You can review our login workflows to identify the one that fits your requirements the best and then follow the recommended workflow. https://fusionauth.io/articles/logins/types-of-logins-authentication-workflows
This appears to be a standard OAuth Authorization Code Grant workflow. We have this workflow and many others documented here:
https://fusionauth.io/articles/logins/types-of-logins-authentication-workflows
My guess is that your specific workflow is likely the Authorization Code Grant for Single-Page Applications using JWTs and Refresh Tokens that is documented here:
https://fusionauth.io/articles/logins/spa/oauth-authorization-code-grant-jwts-refresh-tokens-cookies
The way that this works is that you start the OAuth workflow from your application by redirecting the browser to FusionAuth's /oauth2/authorize endpoint. You will need to supply this information to start the OAuth workflow:
client_id - this can be found under the Application configuration in FusionAuth
response_type - for the Authorization Code grant, this will be code
redirect_uri - this is the location you want the user to return to after they log in with FusionAuth.

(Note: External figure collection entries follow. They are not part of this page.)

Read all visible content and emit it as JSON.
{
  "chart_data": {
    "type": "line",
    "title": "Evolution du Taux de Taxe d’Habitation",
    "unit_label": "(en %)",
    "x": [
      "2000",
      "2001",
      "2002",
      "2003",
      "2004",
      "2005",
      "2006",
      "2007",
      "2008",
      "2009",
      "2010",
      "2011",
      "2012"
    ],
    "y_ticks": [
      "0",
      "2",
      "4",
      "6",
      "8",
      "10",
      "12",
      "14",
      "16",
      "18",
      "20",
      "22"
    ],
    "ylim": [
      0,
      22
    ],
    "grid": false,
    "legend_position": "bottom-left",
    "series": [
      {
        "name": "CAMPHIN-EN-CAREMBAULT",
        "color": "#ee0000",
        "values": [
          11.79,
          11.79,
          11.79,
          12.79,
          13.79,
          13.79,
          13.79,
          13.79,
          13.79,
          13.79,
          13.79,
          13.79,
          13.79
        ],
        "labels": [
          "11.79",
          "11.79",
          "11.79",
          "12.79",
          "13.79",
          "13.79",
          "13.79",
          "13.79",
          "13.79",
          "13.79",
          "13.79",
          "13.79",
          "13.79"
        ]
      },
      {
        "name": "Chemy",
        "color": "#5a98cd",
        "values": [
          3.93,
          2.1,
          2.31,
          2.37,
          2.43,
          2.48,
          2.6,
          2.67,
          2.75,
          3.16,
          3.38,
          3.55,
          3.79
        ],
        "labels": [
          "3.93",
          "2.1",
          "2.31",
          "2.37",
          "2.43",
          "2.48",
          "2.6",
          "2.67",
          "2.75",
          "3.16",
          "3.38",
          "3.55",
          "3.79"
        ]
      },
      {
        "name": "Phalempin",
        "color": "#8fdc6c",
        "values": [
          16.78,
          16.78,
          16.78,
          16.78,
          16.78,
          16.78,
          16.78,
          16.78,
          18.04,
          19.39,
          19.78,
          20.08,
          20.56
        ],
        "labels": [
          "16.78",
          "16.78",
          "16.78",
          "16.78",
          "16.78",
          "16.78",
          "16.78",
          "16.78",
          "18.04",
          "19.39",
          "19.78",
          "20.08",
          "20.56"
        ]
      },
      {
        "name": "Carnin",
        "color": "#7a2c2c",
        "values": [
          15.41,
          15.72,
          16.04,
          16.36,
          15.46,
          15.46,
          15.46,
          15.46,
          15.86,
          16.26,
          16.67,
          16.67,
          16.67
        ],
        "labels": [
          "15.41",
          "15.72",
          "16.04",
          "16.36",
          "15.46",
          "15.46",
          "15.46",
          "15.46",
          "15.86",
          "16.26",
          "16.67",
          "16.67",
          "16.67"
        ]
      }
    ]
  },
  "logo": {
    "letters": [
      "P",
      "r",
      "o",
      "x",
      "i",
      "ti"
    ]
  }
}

You must configure this URI in FusionAuth under the Application's OAuth configuration tab.
If you are running FusionAuth 1.6.0 or newer, you can also click the "View" icon for your Application and it will display a pop-up dialog that will contain the OAuth URL. You will still need to specify the redirect_uri though. Here is the documentation page for the Authorize endpoint:
https://fusionauth.io/docs/v1/tech/oauth/endpoints#authorize
Once you have that working, you will need to write the Controller for your redirect_uri. This Controller will take the code from the URL that FusionAuth generates and call the /oauth2/token endpoint. This process will exchange the authorization code for an access token, which is a JWT.
The documentation for the /oauth2/otken endpoint is located there:
https://fusionauth.io/docs/v1/tech/oauth/endpoints#token
This will help you implement your Controller.